Khmer Rouge survivor 'not afraid to cry' now
Written by W. Evan Golder
July 2, 2011

Arn Chorn Pond played revolutionary songs on his flute to avoid being killed by the Khmer Rouge during the Cambodian genocide of the 1970s. (photo W. Evan Golder)

Tourists to Cambodia today can look with horror at the stacks of skulls in display cases at the Genocide Museum, stand bewildered at the detailed records the Khmer Rouge kept of the millions they killed, or watch where they step as they walk through the Killing Fields where teeth, bits of bones and shreds of clothing are working their way out of the mass graves.

But all of this pales before the first-person stories told by Arn Chorn Pond during a Suncoast Saturday presentation. He was a teenager in the 1970s, living in a temple and going to school there, when the Khmer Rouge took over Cambodia.

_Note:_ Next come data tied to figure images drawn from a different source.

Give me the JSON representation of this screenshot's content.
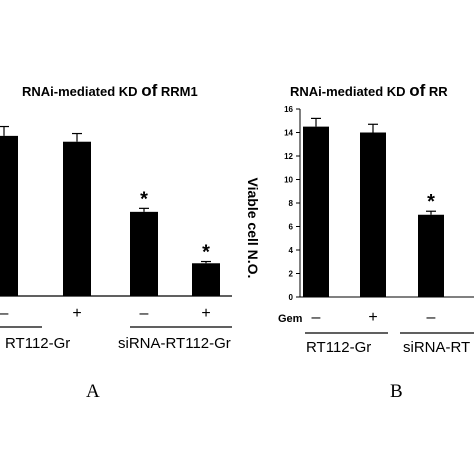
{
  "chart_data": [
    {
      "type": "bar",
      "panel": "A",
      "title": "RNAi-mediated KD of RRM1",
      "title_parts": [
        "RNAi-mediated KD ",
        "of",
        " RRM1"
      ],
      "categories": [
        "RT112-Gr −",
        "RT112-Gr +",
        "siRNA-RT112-Gr −",
        "siRNA-RT112-Gr +"
      ],
      "treatment_labels": [
        "–",
        "+",
        "–",
        "+"
      ],
      "group_labels": [
        "RT112-Gr",
        "siRNA-RT112-Gr"
      ],
      "values": [
        13.7,
        13.2,
        7.2,
        2.8
      ],
      "errors": [
        0.8,
        0.7,
        0.3,
        0.15
      ],
      "significance": [
        "",
        "",
        "*",
        "*"
      ],
      "ylim": [
        0,
        16
      ],
      "bar_color": "#000000"
    },
    {
      "type": "bar",
      "panel": "B",
      "title": "RNAi-mediated KD of RR",
      "title_parts": [
        "RNAi-mediated KD ",
        "of",
        " RR"
      ],
      "ylabel": "Viable cell N.O.",
      "row_label": "Gem",
      "categories": [
        "RT112-Gr −",
        "RT112-Gr +",
        "siRNA-RT −"
      ],
      "treatment_labels": [
        "–",
        "+",
        "–"
      ],
      "group_labels": [
        "RT112-Gr",
        "siRNA-RT"
      ],
      "values": [
        14.5,
        14.0,
        7.0
      ],
      "errors": [
        0.7,
        0.7,
        0.3
      ],
      "significance": [
        "",
        "",
        "*"
      ],
      "ylim": [
        0,
        16
      ],
      "yticks": [
        "0",
        "2",
        "4",
        "6",
        "8",
        "10",
        "12",
        "14",
        "16"
      ],
      "bar_color": "#000000"
    }
  ]
}
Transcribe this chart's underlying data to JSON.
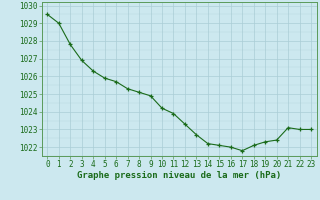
{
  "x": [
    0,
    1,
    2,
    3,
    4,
    5,
    6,
    7,
    8,
    9,
    10,
    11,
    12,
    13,
    14,
    15,
    16,
    17,
    18,
    19,
    20,
    21,
    22,
    23
  ],
  "y": [
    1029.5,
    1029.0,
    1027.8,
    1026.9,
    1026.3,
    1025.9,
    1025.7,
    1025.3,
    1025.1,
    1024.9,
    1024.2,
    1023.9,
    1023.3,
    1022.7,
    1022.2,
    1022.1,
    1022.0,
    1021.8,
    1022.1,
    1022.3,
    1022.4,
    1023.1,
    1023.0,
    1023.0
  ],
  "ylim": [
    1021.5,
    1030.2
  ],
  "yticks": [
    1022,
    1023,
    1024,
    1025,
    1026,
    1027,
    1028,
    1029,
    1030
  ],
  "xticks": [
    0,
    1,
    2,
    3,
    4,
    5,
    6,
    7,
    8,
    9,
    10,
    11,
    12,
    13,
    14,
    15,
    16,
    17,
    18,
    19,
    20,
    21,
    22,
    23
  ],
  "xlabel": "Graphe pression niveau de la mer (hPa)",
  "line_color": "#1a6b1a",
  "marker": "+",
  "bg_color": "#cce8ef",
  "grid_color_major": "#aacdd6",
  "tick_label_color": "#1a6b1a",
  "xlabel_color": "#1a6b1a",
  "xlabel_fontsize": 6.5,
  "tick_fontsize": 5.5,
  "border_color": "#2d7a2d",
  "spine_color": "#5a9a5a"
}
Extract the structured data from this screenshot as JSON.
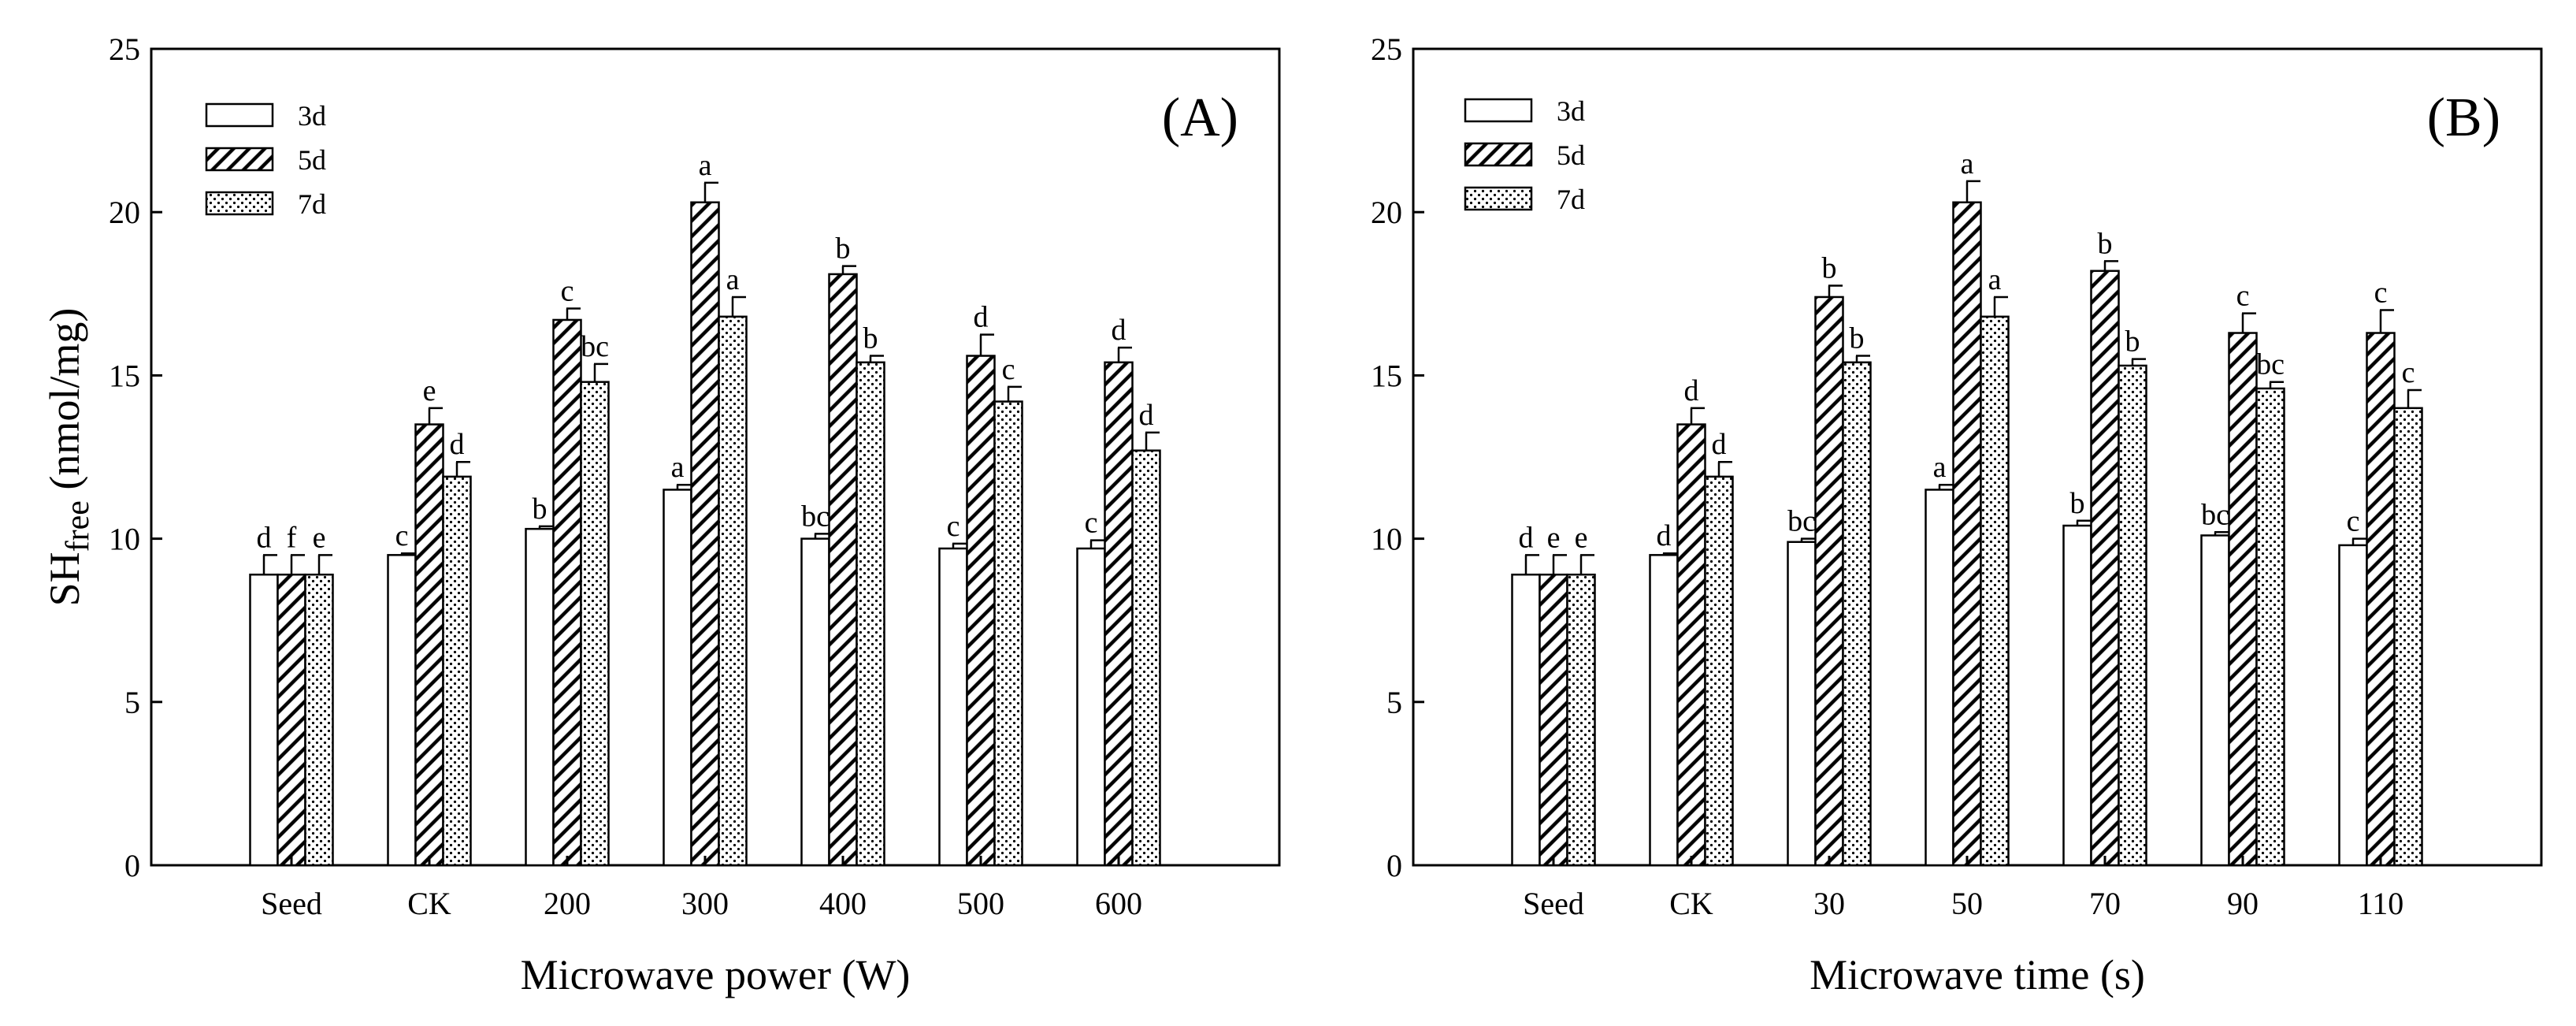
{
  "chart_data": [
    {
      "type": "bar",
      "panel_label": "(A)",
      "xlabel": "Microwave power (W)",
      "ylabel_main": "SH",
      "ylabel_sub": "free",
      "ylabel_unit": " (nmol/mg)",
      "ylim": [
        0,
        25
      ],
      "yticks": [
        "0",
        "5",
        "10",
        "15",
        "20",
        "25"
      ],
      "legend_position": "top-left",
      "categories": [
        "Seed",
        "CK",
        "200",
        "300",
        "400",
        "500",
        "600"
      ],
      "series": [
        {
          "name": "3d",
          "pattern": "plain",
          "values": [
            8.9,
            9.5,
            10.3,
            11.5,
            10.0,
            9.7,
            9.7
          ],
          "errors": [
            0.6,
            0.05,
            0.08,
            0.15,
            0.15,
            0.15,
            0.25
          ],
          "letters": [
            "d",
            "c",
            "b",
            "a",
            "bc",
            "c",
            "c"
          ]
        },
        {
          "name": "5d",
          "pattern": "hatch",
          "values": [
            8.9,
            13.5,
            16.7,
            20.3,
            18.1,
            15.6,
            15.4
          ],
          "errors": [
            0.6,
            0.5,
            0.35,
            0.6,
            0.25,
            0.65,
            0.45
          ],
          "letters": [
            "f",
            "e",
            "c",
            "a",
            "b",
            "d",
            "d"
          ]
        },
        {
          "name": "7d",
          "pattern": "dots",
          "values": [
            8.9,
            11.9,
            14.8,
            16.8,
            15.4,
            14.2,
            12.7
          ],
          "errors": [
            0.6,
            0.45,
            0.55,
            0.6,
            0.2,
            0.45,
            0.55
          ],
          "letters": [
            "e",
            "d",
            "bc",
            "a",
            "b",
            "c",
            "d"
          ]
        }
      ]
    },
    {
      "type": "bar",
      "panel_label": "(B)",
      "xlabel": "Microwave time (s)",
      "ylim": [
        0,
        25
      ],
      "yticks": [
        "0",
        "5",
        "10",
        "15",
        "20",
        "25"
      ],
      "legend_position": "top-left",
      "categories": [
        "Seed",
        "CK",
        "30",
        "50",
        "70",
        "90",
        "110"
      ],
      "series": [
        {
          "name": "3d",
          "pattern": "plain",
          "values": [
            8.9,
            9.5,
            9.9,
            11.5,
            10.4,
            10.1,
            9.8
          ],
          "errors": [
            0.6,
            0.05,
            0.1,
            0.15,
            0.15,
            0.1,
            0.2
          ],
          "letters": [
            "d",
            "d",
            "bc",
            "a",
            "b",
            "bc",
            "c"
          ]
        },
        {
          "name": "5d",
          "pattern": "hatch",
          "values": [
            8.9,
            13.5,
            17.4,
            20.3,
            18.2,
            16.3,
            16.3
          ],
          "errors": [
            0.6,
            0.5,
            0.35,
            0.65,
            0.3,
            0.6,
            0.7
          ],
          "letters": [
            "e",
            "d",
            "b",
            "a",
            "b",
            "c",
            "c"
          ]
        },
        {
          "name": "7d",
          "pattern": "dots",
          "values": [
            8.9,
            11.9,
            15.4,
            16.8,
            15.3,
            14.6,
            14.0
          ],
          "errors": [
            0.6,
            0.45,
            0.2,
            0.6,
            0.2,
            0.2,
            0.55
          ],
          "letters": [
            "e",
            "d",
            "b",
            "a",
            "b",
            "bc",
            "c"
          ]
        }
      ]
    }
  ]
}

During their five-year rule, they killed 2 million persons, including 20,000 at the temple where he lived. Forced to participate or else be killed, Pond survived by doing such things as pushing dead bodies into mass graves and playing revolutionary songs on the flute. He watched thousands of persons being killed.

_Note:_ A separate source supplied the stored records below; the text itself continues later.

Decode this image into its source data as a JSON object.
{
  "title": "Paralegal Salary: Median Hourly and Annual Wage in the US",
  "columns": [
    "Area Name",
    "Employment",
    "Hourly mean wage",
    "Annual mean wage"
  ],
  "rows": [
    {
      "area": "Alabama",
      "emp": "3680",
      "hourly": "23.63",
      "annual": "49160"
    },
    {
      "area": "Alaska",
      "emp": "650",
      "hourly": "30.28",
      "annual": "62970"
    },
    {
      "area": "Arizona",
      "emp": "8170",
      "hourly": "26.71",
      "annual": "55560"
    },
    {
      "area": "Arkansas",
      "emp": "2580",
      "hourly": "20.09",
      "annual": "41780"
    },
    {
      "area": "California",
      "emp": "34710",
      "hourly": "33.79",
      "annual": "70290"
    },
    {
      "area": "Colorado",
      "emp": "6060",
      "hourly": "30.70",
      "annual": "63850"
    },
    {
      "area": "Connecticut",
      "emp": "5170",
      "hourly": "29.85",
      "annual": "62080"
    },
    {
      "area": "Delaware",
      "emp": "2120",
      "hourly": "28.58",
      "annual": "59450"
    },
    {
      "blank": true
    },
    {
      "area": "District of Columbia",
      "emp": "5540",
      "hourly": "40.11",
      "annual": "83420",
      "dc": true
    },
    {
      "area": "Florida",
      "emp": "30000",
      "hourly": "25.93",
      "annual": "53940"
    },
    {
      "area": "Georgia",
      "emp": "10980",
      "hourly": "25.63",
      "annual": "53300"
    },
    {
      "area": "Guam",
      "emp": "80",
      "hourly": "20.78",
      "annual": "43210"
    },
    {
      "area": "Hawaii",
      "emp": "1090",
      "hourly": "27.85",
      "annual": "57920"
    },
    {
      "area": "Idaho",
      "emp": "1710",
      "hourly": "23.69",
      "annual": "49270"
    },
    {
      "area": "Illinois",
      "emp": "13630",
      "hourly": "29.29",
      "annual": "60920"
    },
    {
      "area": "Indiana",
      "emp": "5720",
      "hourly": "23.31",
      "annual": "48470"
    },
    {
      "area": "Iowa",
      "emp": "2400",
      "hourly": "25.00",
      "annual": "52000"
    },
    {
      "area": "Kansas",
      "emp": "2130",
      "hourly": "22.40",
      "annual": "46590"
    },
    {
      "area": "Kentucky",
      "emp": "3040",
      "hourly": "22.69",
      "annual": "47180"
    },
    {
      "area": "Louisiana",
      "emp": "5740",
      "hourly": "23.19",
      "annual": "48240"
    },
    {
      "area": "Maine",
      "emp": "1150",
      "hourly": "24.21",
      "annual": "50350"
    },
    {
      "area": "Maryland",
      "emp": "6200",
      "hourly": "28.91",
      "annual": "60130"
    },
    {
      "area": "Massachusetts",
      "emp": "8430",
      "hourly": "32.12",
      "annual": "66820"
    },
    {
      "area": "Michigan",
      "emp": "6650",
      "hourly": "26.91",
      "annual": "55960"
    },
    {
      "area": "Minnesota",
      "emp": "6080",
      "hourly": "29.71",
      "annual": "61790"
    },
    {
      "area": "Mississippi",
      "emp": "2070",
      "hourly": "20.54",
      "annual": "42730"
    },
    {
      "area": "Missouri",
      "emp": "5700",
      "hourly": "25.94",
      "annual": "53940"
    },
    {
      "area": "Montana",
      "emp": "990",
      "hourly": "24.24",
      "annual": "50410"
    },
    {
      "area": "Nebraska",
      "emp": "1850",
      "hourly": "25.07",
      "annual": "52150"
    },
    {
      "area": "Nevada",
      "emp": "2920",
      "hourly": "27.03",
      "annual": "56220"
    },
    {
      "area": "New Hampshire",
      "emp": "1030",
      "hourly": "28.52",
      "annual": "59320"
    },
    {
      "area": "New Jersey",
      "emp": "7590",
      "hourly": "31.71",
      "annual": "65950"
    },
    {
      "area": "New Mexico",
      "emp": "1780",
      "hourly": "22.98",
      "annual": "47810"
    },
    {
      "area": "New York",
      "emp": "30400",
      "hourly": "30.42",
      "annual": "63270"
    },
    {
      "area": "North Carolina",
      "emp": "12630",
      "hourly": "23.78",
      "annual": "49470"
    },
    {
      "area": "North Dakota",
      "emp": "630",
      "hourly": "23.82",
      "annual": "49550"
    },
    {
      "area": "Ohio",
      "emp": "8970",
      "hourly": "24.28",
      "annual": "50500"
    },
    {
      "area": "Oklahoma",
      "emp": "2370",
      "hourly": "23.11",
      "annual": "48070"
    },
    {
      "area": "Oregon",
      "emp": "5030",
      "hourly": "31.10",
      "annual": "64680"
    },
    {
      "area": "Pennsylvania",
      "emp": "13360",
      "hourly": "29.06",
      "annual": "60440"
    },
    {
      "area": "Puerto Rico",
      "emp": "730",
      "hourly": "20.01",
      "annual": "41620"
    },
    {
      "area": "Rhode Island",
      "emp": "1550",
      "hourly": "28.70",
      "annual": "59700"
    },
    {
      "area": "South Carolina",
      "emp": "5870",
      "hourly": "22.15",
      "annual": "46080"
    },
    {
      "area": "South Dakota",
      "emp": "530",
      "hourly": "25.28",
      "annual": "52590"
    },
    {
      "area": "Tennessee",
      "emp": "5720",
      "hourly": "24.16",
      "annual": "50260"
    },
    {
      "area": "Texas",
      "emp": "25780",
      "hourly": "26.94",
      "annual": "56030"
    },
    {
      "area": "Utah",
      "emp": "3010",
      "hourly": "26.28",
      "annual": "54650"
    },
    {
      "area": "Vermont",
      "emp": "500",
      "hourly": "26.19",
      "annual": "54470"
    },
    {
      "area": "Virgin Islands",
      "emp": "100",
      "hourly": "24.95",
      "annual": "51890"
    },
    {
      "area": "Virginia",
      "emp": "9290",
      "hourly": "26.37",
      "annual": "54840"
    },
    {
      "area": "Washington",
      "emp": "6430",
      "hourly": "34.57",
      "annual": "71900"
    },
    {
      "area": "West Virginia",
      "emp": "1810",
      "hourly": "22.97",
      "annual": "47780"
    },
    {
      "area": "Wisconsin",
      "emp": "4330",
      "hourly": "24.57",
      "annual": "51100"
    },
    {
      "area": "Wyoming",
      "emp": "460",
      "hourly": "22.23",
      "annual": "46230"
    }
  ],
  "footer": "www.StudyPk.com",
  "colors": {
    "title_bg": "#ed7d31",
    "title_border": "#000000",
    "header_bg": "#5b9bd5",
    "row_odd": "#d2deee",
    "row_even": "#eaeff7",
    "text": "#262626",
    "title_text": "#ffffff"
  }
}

“I was afraid to become friends with anyone,” he said, “because they might die tomorrow. You feel powerless. If you start to open your heart, you die.”

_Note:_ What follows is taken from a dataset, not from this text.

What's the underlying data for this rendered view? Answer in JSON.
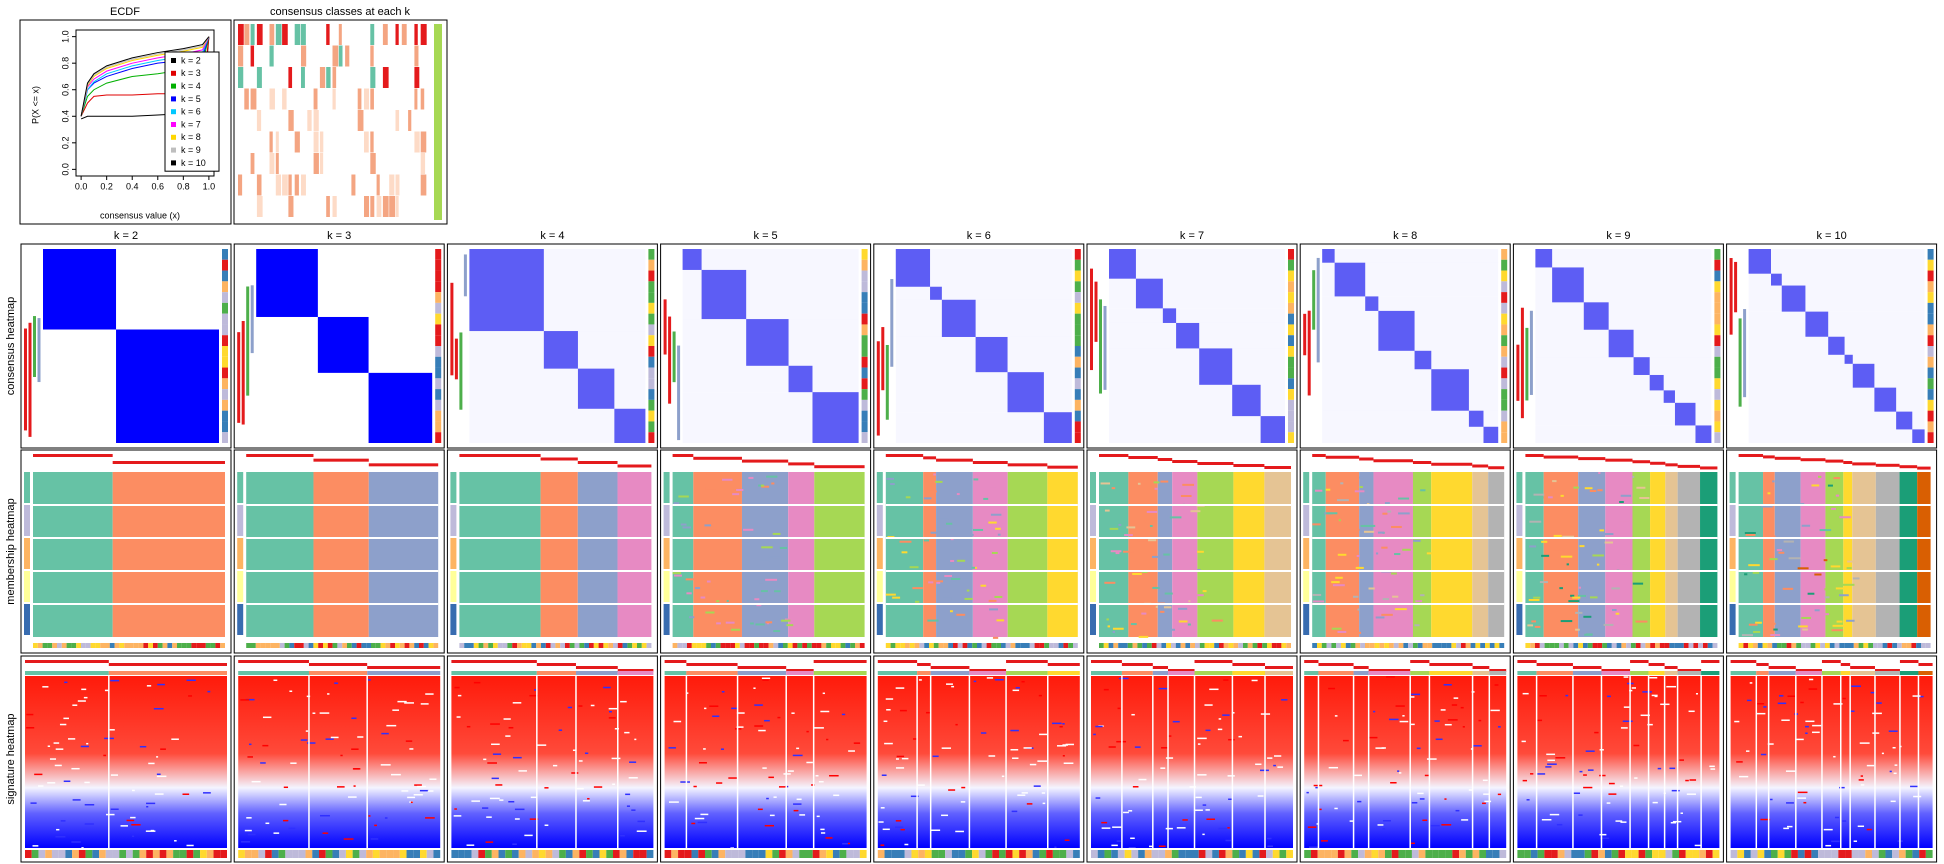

In particular, his heart went out to the children, thousands of whom he saw die. These included his own brother and sister, who died of starvation.

“It became very hard for me to cry,” he said.

Finally, out of desperation, he ran away, living on the run in the jungle for many months until some girls looking for firewood found him unconscious and brought him to a refugee village.

Eventually he was brought to Franconia, N.H., where he became adopted by the Rev. Peter Pond’s family. He graduated from high school and college, and eventually became convinced that Americans, particularly politicians and people of influence, needed to hear his story.

Since then he has received many international awards, spoken all over the world on behalf of Amnesty International, and initiated many programs for children in Cambodia, where he now lives.

“And now I’m not afraid to cry,” he said.